For most doctors who have been oriented and trained not to do harm, active euthanasia amounts to nothing short of murder.
Most religions also support the view that life is sacred. However, those who put personal autonomy above all else argue that the individual should have a say over the time and manner of death. They contend that by refusing euthanasia to terminally-ill patients, the medical profession does not prolong life but is only prolonging death. Right-to-die advocates maintain that everyone has a right to minimum dignity and when the state of his/ her existence falls below that he/ she must be allowed to end his/ her tortuous existence. Euthanasia, it is believed, allows one to die in dignity and not be kept alive by artificial means.
Striking a note of caution before any legislation is passed in the country Dr. Sunil Shroff says, “The dangers of exploitation of a law favouring euthanasia is the greatest danger in my opinion. We have to think deeply of how to preserve the interests of both the patient and society before such a legislation is passed. The process of giving permission for euthanasia needs to be well defined, on a case-to-case basis, the criteria laid out without any ambiguity and the decision has to be a collective one. The brain death certification process in the Transplantation of Human Organ Act is one such example of a collective decision but the euthanasia panel needs to be more elaborate. No one looking after the patient should be part of such a committee.”
It is also feared that vulnerable people would indeed be under serious pressure not to be a burden if euthanasia became an easy option.

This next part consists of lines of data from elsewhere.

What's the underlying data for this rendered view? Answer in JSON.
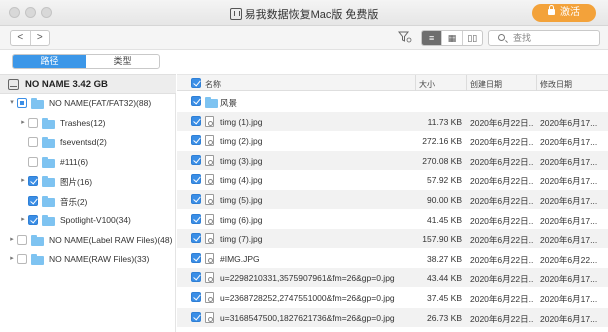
{
  "window": {
    "title": "易我数据恢复Mac版 免费版",
    "activate_label": "激活"
  },
  "toolbar": {
    "back": "<",
    "forward": ">",
    "filter_icon": "filter-icon",
    "view_modes": [
      "≡",
      "▦",
      "▯▯"
    ],
    "search_placeholder": "查找"
  },
  "left_tabs": {
    "path_label": "路径",
    "type_label": "类型",
    "selected": "路径"
  },
  "drive": {
    "label": "NO NAME 3.42 GB"
  },
  "tree": [
    {
      "label": "NO NAME(FAT/FAT32)(88)",
      "state": "mixed",
      "arrow": "▾",
      "depth": 0
    },
    {
      "label": "Trashes(12)",
      "state": "unchecked",
      "arrow": "▸",
      "depth": 1
    },
    {
      "label": "fseventsd(2)",
      "state": "unchecked",
      "arrow": "",
      "depth": 1
    },
    {
      "label": "#111(6)",
      "state": "unchecked",
      "arrow": "",
      "depth": 1
    },
    {
      "label": "图片(16)",
      "state": "checked",
      "arrow": "▸",
      "depth": 1
    },
    {
      "label": "音乐(2)",
      "state": "checked",
      "arrow": "",
      "depth": 1
    },
    {
      "label": "Spotlight-V100(34)",
      "state": "checked",
      "arrow": "▸",
      "depth": 1
    },
    {
      "label": "NO NAME(Label RAW Files)(48)",
      "state": "unchecked",
      "arrow": "▸",
      "depth": 0
    },
    {
      "label": "NO NAME(RAW Files)(33)",
      "state": "unchecked",
      "arrow": "▸",
      "depth": 0
    }
  ],
  "table": {
    "columns": [
      "名称",
      "大小",
      "创建日期",
      "修改日期"
    ],
    "rows": [
      {
        "name": "风景",
        "size": "",
        "created": "",
        "modified": "",
        "type": "folder"
      },
      {
        "name": "timg (1).jpg",
        "size": "11.73 KB",
        "created": "2020年6月22日...",
        "modified": "2020年6月17...",
        "type": "file"
      },
      {
        "name": "timg (2).jpg",
        "size": "272.16 KB",
        "created": "2020年6月22日...",
        "modified": "2020年6月17...",
        "type": "file"
      },
      {
        "name": "timg (3).jpg",
        "size": "270.08 KB",
        "created": "2020年6月22日...",
        "modified": "2020年6月17...",
        "type": "file"
      },
      {
        "name": "timg (4).jpg",
        "size": "57.92 KB",
        "created": "2020年6月22日...",
        "modified": "2020年6月17...",
        "type": "file"
      },
      {
        "name": "timg (5).jpg",
        "size": "90.00 KB",
        "created": "2020年6月22日...",
        "modified": "2020年6月17...",
        "type": "file"
      },
      {
        "name": "timg (6).jpg",
        "size": "41.45 KB",
        "created": "2020年6月22日...",
        "modified": "2020年6月17...",
        "type": "file"
      },
      {
        "name": "timg (7).jpg",
        "size": "157.90 KB",
        "created": "2020年6月22日...",
        "modified": "2020年6月17...",
        "type": "file"
      },
      {
        "name": "#IMG.JPG",
        "size": "38.27 KB",
        "created": "2020年6月22日...",
        "modified": "2020年6月22...",
        "type": "file"
      },
      {
        "name": "u=2298210331,3575907961&fm=26&gp=0.jpg",
        "size": "43.44 KB",
        "created": "2020年6月22日...",
        "modified": "2020年6月17...",
        "type": "file"
      },
      {
        "name": "u=2368728252,2747551000&fm=26&gp=0.jpg",
        "size": "37.45 KB",
        "created": "2020年6月22日...",
        "modified": "2020年6月17...",
        "type": "file"
      },
      {
        "name": "u=3168547500,1827621736&fm=26&gp=0.jpg",
        "size": "26.73 KB",
        "created": "2020年6月22日...",
        "modified": "2020年6月17...",
        "type": "file"
      }
    ]
  },
  "colors": {
    "accent": "#3c97e8",
    "activate": "#f3a23a",
    "folder": "#7ec3f1"
  }
}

And there could be misuse of power over life and death. As a medical ethicist pointed out 20 years ago, “We shall begin by doing it because the patient is in intolerable pain but we shall end up doing it because it is Friday afternoon and we want to get away for the weekend.”
A legal right
The Netherlands was the first country to legalise euthanasia and assisted suicide in 2002, if the following conditions were met:
1.The disease is incurable
2. The patient's suffering is unbearable
3. Patient's condition is terminal
4. Patient requests death
Other countries which have joined this select group are Belgium, Luxemburg, Switzerland, Thailand.
Physician-assisted suicide, wherein a medical doctor provides patients with the means to kill themselves and enables patients to administer lethal injections themselves is legal only in the State of Oregon in the US., where the Death with Dignity Act 1997 was passed.

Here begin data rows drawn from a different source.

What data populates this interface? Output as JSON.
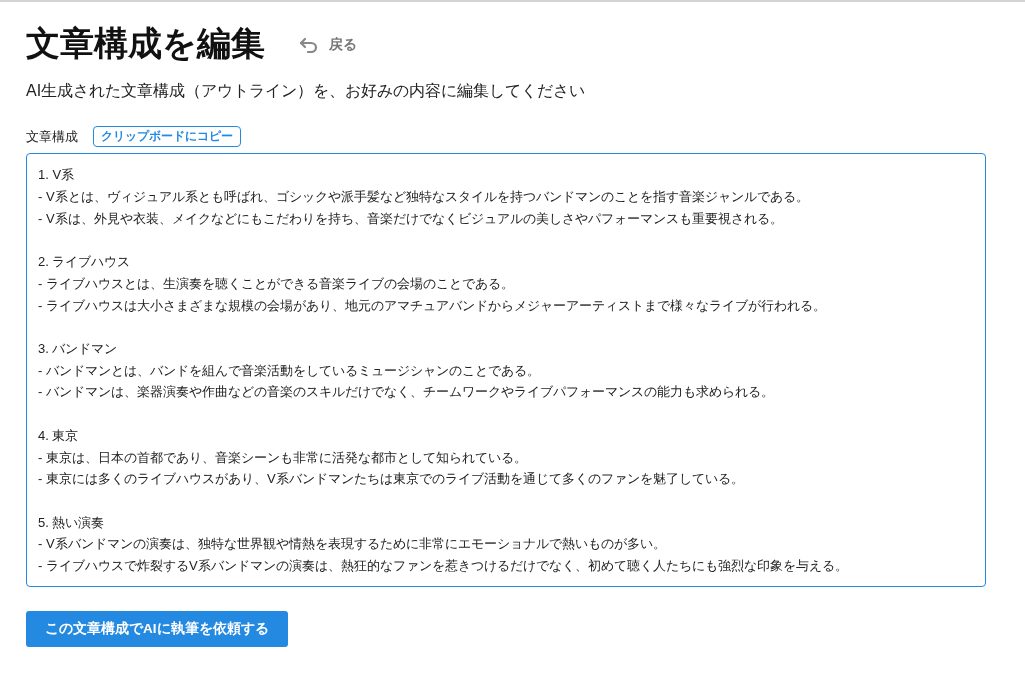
{
  "page": {
    "title": "文章構成を編集",
    "back_link": "戻る",
    "description": "AI生成された文章構成（アウトライン）を、お好みの内容に編集してください"
  },
  "outline": {
    "label": "文章構成",
    "copy_button": "クリップボードにコピー",
    "value": "1. V系\n- V系とは、ヴィジュアル系とも呼ばれ、ゴシックや派手髪など独特なスタイルを持つバンドマンのことを指す音楽ジャンルである。\n- V系は、外見や衣装、メイクなどにもこだわりを持ち、音楽だけでなくビジュアルの美しさやパフォーマンスも重要視される。\n\n2. ライブハウス\n- ライブハウスとは、生演奏を聴くことができる音楽ライブの会場のことである。\n- ライブハウスは大小さまざまな規模の会場があり、地元のアマチュアバンドからメジャーアーティストまで様々なライブが行われる。\n\n3. バンドマン\n- バンドマンとは、バンドを組んで音楽活動をしているミュージシャンのことである。\n- バンドマンは、楽器演奏や作曲などの音楽のスキルだけでなく、チームワークやライブパフォーマンスの能力も求められる。\n\n4. 東京\n- 東京は、日本の首都であり、音楽シーンも非常に活発な都市として知られている。\n- 東京には多くのライブハウスがあり、V系バンドマンたちは東京でのライブ活動を通じて多くのファンを魅了している。\n\n5. 熱い演奏\n- V系バンドマンの演奏は、独特な世界観や情熱を表現するために非常にエモーショナルで熱いものが多い。\n- ライブハウスで炸裂するV系バンドマンの演奏は、熱狂的なファンを惹きつけるだけでなく、初めて聴く人たちにも強烈な印象を与える。"
  },
  "submit_button": "この文章構成でAIに執筆を依頼する"
}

In 1995 the state of the Northern Territory of Australia enacted the Right of Terminally Ill Act 1995 to permit terminally ill patients to opt for mercy killing ie Euthanasia under the strict supervision of medical practitioners in accordance with the guidelines provided in the Right of Terminally Ill Regulations 1996. However this was shortlived and the act did not last for long. It was turned down by the Court as unconstitutional and on March 24, 1997 the Australian National Senate repealed the Northern Territory’s Law which permitted Euthanasia.